Es läuft gut. Absehbar. Warum werden die Bauern im Yunnan-Guizhou-Hochland durchschnittlich 102,5 Jahre alt? Warum sind die Massai bei Frauen so beliebt und bekommen rudelweise Kinder? Irgendwie dünkt es jedem. Weil die Naturvölker nicht ständig Lafers Schnitzel und Schuhbecks Weißwurstsalat essen, sondern sich traditionell von den Früchten der Natur ernähren. Dazu zählen vor allem Kräuter. Sie verlängern und verbessern das Leben und andere Dinge, so der hoffnungsvolle Glaube der Stadtvölker. Kein Wunder also, dass Rudis Wandertour mit Bergkräuterkunde immer gut besucht war. Den zunehmenden Überhang an weiblichen Gästen bekämpfte Rudi erfolgreich mit dem Werbezusatz Schnapsverkostung auf der Edelweiß Hütt’n. Die aparte Erscheinung der Skilehrerin und Triathletin Marianne Krumschmied tat ein Übriges, auch die Männer von der zugegeben langweiligen Wandertour zu überzeugen. Rudi hat sich für eine 12 km lange Tour, ausgehend vom Ort Tegernsee über Gindelalmschneid und Kreuzbergköpfel, entschieden. Auch alkoholbedingte Geschwindigkeitsbeschränkungen eingerechnet, dauert die Tour einen knappen halben Tag, sodass ausreichend Zeit für einen ausgiebigen Aufenthalt beim Krumschmied Sepp in der Edelweiß Hütt’n bleibt. Natürlich musste er vorher die Tour mit Marianne abstimmen, weil sie die wundersamen Kräuter finden musste. Das Almgebiet Neureuth ist eine gute Wahl, lautete ihr fachkundiges Urteil.

Einen schlechten Wanderweg gibt es ohnehin nicht. Dafür ist das Tegernseer Tal zu üppig bestückt mit Schönheiten der Natur, die Touristen jedes Jahr in Scharen anlocken: saftige Wiesen und Wälder, blaue Berge, ein glitzernder See, urige Hütten und bayrische Vorzeigedörfer wie Tegernsee und Rottach-Egern. Die Landschaft um den Tegernsee besaß schon immer eine magische Anziehungskraft. Deshalb wohnten und wohnen hier Ludwig Erhard, Gunter Sachs, Uli Hoeneß, Hubert Burda, aber auch viele ungeliebte russische Oligarchen. Auch die Benediktinermönche siedelten sich hier an, um dem Ziel ihres Ordenslebens, der Suche nach Gott, näherzukommen, tja, der war offensichtlich auch hier, und seit 1817 das Königshaus der Wittelsbacher, vermutlich mehr aus weltlichen Gründen.

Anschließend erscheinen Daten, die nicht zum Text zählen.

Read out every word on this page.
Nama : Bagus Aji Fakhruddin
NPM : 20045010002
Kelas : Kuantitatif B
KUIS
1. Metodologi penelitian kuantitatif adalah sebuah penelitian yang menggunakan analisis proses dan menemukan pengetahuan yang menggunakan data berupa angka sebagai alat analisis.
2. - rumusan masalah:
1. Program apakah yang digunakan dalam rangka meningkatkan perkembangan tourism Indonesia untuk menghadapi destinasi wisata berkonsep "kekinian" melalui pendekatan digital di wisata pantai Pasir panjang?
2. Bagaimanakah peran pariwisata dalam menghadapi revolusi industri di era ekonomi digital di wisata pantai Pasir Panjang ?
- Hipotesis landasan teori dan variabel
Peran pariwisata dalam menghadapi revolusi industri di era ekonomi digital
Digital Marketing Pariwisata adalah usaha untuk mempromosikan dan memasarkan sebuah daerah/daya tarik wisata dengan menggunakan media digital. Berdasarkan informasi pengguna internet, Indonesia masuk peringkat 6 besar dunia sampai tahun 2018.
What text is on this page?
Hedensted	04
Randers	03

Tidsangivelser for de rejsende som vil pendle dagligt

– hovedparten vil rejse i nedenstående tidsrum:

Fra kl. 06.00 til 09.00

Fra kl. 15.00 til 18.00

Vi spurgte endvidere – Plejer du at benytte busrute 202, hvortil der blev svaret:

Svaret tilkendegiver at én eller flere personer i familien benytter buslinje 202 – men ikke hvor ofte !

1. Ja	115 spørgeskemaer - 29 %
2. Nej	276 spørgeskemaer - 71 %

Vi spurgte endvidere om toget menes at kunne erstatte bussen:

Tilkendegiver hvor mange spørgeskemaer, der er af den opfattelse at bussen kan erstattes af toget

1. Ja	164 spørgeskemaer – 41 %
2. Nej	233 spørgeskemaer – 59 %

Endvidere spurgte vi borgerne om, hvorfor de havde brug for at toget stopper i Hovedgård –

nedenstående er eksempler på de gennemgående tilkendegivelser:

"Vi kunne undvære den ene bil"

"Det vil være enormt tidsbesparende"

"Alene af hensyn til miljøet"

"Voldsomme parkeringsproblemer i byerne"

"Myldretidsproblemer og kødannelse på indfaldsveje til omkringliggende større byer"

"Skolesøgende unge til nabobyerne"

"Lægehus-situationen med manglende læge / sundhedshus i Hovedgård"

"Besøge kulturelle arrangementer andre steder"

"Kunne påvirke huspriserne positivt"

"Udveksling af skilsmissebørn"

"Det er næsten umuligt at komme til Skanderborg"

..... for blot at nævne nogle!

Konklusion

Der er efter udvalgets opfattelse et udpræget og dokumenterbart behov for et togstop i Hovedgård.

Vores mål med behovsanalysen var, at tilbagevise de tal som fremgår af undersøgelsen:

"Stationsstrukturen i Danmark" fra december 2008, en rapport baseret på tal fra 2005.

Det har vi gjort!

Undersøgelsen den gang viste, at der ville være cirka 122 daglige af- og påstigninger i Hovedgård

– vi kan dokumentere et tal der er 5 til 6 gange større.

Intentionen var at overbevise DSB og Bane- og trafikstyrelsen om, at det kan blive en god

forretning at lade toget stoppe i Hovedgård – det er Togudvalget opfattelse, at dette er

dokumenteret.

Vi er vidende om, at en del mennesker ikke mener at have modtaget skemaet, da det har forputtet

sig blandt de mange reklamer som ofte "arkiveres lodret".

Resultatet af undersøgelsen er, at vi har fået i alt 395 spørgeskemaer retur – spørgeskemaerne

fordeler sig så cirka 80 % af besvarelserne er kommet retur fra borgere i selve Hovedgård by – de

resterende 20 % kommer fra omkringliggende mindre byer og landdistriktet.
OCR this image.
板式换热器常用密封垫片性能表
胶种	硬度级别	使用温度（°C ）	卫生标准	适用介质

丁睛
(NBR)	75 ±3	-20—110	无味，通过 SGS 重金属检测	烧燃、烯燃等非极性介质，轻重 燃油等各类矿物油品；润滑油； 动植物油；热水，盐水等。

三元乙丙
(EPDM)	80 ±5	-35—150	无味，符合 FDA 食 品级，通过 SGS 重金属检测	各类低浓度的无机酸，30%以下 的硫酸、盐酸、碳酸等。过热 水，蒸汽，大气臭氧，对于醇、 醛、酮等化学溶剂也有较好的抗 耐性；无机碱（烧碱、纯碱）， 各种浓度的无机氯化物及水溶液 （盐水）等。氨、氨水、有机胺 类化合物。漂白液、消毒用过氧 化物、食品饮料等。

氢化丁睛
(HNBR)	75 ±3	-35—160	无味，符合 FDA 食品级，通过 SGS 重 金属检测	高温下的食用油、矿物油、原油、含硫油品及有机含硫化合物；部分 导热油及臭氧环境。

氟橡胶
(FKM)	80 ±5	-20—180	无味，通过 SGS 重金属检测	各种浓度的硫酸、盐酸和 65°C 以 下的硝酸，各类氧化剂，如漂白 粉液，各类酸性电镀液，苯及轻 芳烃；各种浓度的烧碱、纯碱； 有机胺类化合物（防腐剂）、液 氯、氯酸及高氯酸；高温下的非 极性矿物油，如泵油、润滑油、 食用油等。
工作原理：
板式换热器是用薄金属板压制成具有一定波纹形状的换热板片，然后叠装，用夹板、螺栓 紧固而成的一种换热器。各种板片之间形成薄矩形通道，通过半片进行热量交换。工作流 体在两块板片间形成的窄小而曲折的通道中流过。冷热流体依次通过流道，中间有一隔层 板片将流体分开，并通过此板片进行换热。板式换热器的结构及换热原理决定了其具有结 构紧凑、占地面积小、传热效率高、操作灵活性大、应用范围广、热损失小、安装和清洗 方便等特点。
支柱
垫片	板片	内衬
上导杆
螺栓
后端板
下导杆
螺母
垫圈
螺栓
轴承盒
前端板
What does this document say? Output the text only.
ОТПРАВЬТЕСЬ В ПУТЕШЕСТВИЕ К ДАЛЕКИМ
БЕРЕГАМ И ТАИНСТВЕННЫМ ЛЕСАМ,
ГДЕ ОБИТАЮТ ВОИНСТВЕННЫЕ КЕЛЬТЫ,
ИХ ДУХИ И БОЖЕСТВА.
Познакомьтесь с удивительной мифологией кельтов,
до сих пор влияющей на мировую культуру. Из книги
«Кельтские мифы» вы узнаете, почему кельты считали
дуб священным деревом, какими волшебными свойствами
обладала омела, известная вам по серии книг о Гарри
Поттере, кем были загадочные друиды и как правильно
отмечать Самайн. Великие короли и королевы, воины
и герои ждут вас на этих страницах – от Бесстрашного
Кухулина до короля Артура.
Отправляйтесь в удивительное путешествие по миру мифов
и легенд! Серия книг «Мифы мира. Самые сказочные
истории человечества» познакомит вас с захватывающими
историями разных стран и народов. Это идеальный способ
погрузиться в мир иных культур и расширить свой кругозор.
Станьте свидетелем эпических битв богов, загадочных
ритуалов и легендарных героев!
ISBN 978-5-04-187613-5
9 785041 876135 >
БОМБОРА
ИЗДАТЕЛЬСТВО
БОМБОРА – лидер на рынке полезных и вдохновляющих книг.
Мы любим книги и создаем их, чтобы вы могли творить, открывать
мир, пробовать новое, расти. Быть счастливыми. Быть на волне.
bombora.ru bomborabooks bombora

Die repräsentative bayrische Kulisse, die Kulinarik der ansässigen Gastronomie, aber vor allem die Nähe zu München machen den Tegernsee zum ständig strapazierten Ausflugsort für Staatsgäste. Wem das noch nicht reicht, der kann sich auf Dutzenden von See- und Waldfesten vergnügen. Ab Mitte Juni bis Ende September gibt es die krachledernen Veranstaltungen überall rund um den See.

So lässig hatte Rudi sein Geld bisher nicht verdient. Es ist ohnehin nur ein kleines Zubrot, denn sein Einkommen schöpft er aus seinem Geschäft für Profi-Bergsport­ausrüstung in Oberaudorf. Zu seinen Kunden zählen Bergsteiger, Freeclimber, auch die lokale Bergrettung kauft ihre Ausstattung in Rudis Bergwelt.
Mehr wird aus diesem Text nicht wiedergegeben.